Seoul National University Hospital has developed what could become South Korea’s first large-scale medical language model.
The project to develop medical LLM began last March. The SNUH research team began by collecting 38 million clinical texts, including hospitalizations, outpatients, surgery, prescriptions, and nursing records, and dismissed and anonymized them to create a basic corpus for model learning.
Then, at the start of 2025, it developed a department-specific knowledge base integrated into LLM through later retrieved generations (RAG). These knowledge bases consist of local Korean medical laws, paper summary, treatment guidelines, and medical terminology standards and abbreviations dictionary.
LLM was tested on questions from the Korean Medical License Survey over the past three years, earning 86.2%, with an average Taker score above 79.7%. Snuh also said that the model exhibits high translation performance and processes 50,000 words of text simultaneously.
SNUH research teams can verify the performance and safety of LLM for a year and then apply to aid clinical work and research.
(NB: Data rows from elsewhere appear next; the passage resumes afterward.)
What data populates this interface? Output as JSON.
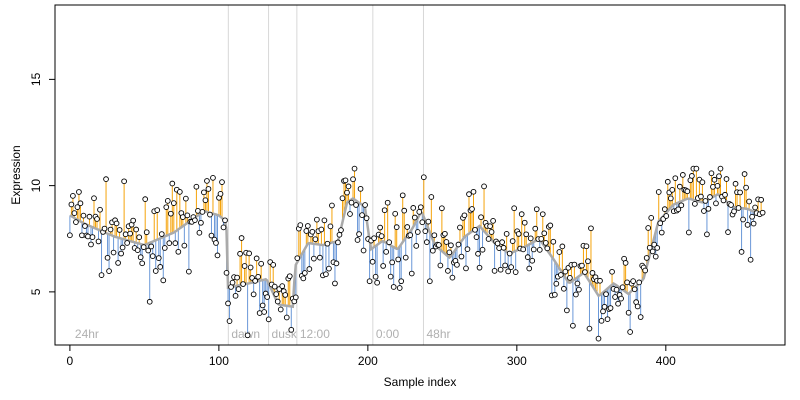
{
  "chart_data": {
    "type": "scatter",
    "xlabel": "Sample index",
    "ylabel": "Expression",
    "xlim": [
      -10,
      480
    ],
    "ylim": [
      2.5,
      18.5
    ],
    "x_ticks": [
      0,
      100,
      200,
      300,
      400
    ],
    "y_ticks": [
      5,
      10,
      15
    ],
    "grid": false,
    "legend": "none",
    "colors": {
      "point_fill": "#ffffff",
      "point_stroke": "#000000",
      "fit_line": "#aaaaaa",
      "residual_above": "#f5a30a",
      "residual_below": "#6a98d8",
      "region_line": "#d8d8d8",
      "region_label": "#b0b0b0"
    },
    "regions": [
      {
        "label": "24hr",
        "x": 0
      },
      {
        "label": "dawn",
        "x": 105
      },
      {
        "label": "dusk",
        "x": 132
      },
      {
        "label": "12:00",
        "x": 151
      },
      {
        "label": "0:00",
        "x": 202
      },
      {
        "label": "48hr",
        "x": 236
      }
    ],
    "trend_knots": {
      "x": [
        0,
        10,
        20,
        30,
        40,
        50,
        60,
        70,
        80,
        90,
        100,
        105,
        106,
        120,
        132,
        140,
        150,
        151,
        160,
        170,
        180,
        186,
        190,
        198,
        202,
        210,
        220,
        230,
        236,
        245,
        255,
        265,
        275,
        285,
        295,
        305,
        315,
        325,
        335,
        345,
        355,
        365,
        375,
        385,
        395,
        405,
        415,
        425,
        435,
        445,
        455,
        465
      ],
      "y": [
        8.6,
        8.2,
        7.9,
        7.6,
        7.4,
        7.2,
        7.5,
        7.8,
        8.3,
        8.8,
        8.6,
        8.3,
        5.2,
        5.4,
        5.6,
        4.4,
        4.3,
        6.2,
        7.3,
        7.2,
        7.4,
        9.2,
        9.4,
        9.0,
        7.0,
        7.4,
        7.0,
        8.0,
        8.8,
        7.2,
        6.6,
        7.6,
        8.1,
        7.3,
        6.8,
        7.1,
        7.5,
        6.5,
        5.4,
        5.9,
        4.8,
        5.4,
        4.9,
        5.6,
        8.3,
        9.1,
        9.4,
        9.2,
        9.6,
        9.0,
        8.9,
        8.6
      ]
    },
    "sampling": {
      "count": 461,
      "x_max": 465
    }
  }
}
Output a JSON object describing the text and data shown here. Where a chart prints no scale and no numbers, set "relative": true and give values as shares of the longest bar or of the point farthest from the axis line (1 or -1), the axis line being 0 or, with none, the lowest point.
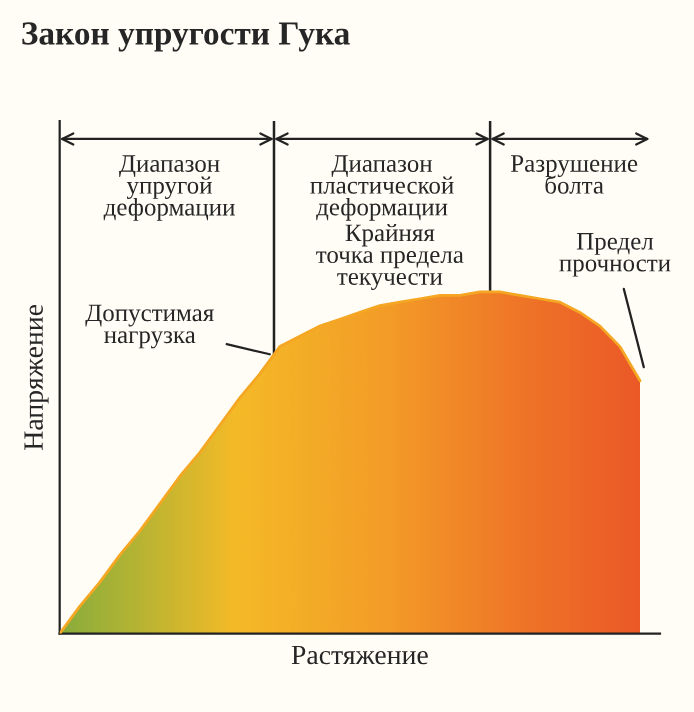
{
  "chart_data": {
    "type": "area",
    "relative": true,
    "title": "Закон упругости Гука",
    "xlabel": "Растяжение",
    "ylabel": "Напряжение",
    "categories": [
      null,
      null,
      null,
      null,
      null,
      null,
      null,
      null,
      null,
      null,
      null,
      null,
      null,
      null,
      null,
      null,
      null,
      null,
      null,
      null,
      null,
      null,
      null,
      null,
      null,
      null,
      null,
      null,
      null,
      null
    ],
    "series": [
      {
        "color": "#f5a623",
        "values": [
          0,
          0.08,
          0.15,
          0.23,
          0.3,
          0.38,
          0.46,
          0.53,
          0.61,
          0.69,
          0.76,
          0.84,
          0.87,
          0.9,
          0.92,
          0.94,
          0.96,
          0.97,
          0.98,
          0.99,
          0.99,
          1,
          1,
          0.99,
          0.98,
          0.97,
          0.94,
          0.9,
          0.84,
          0.74
        ]
      }
    ],
    "annotations": [
      "Диапазон\nупругой\nдеформации",
      "Диапазон\nпластической\nдеформации",
      "Разрушение\nболта",
      "Допустимая\nнагрузка",
      "Крайняя\nточка предела\nтекучести",
      "Предел\nпрочности"
    ]
  }
}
It also plans to expand applications across a variety of healthcare sectors and further enhance the model’s medical data processing capabilities.
Why is it important?
According to Snuh, existing medical LLMs developed by high-tech giants, including Google. Med-Palm 2 and Microsoft’s Llava-Med are limited to understanding Korean medical textbooks, laws, and treatment guidelines. These models are optimized in Western contexts, which proves to be unreliable for Korean health professionals. Therefore, hospital researchers have begun the development of Korean medical LLMs to meet the needs of local clinicians.
Bigger trends
Late last year, the startup, backed by the conglomerate SK Group, claimed to introduce the first LLM-based search platform unique to South Korea’s healthcare. Phynx Lab’s Cheiron helps pharmacists and pharmaceutical industry researchers obtain relevant information by picking up user intent through natural language processing. It also allows you to self-check information and quickly generate high-quality answers.
Anam Hospital, Korea University It is also reportedly developing its own LLM, which is scheduled to be piloted this year.
Asan Medical Center We also used LLM to create voice-based clinical scribes. It is currently used in 16 departments.
Meanwhile, Snuh is currently working on other AI projects, releasing clinicians from management work. These include multimodal AI, which can automatically generate patient summary, AI for enhancing claims processing, and AI, which curates the latest papers for researchers.
record
“Through this Korean-style medical LLM development, we have opened up a new chapter in medical innovation by maximizing work efficiency for medical staff and providing faster and more accurate medical services to patients.”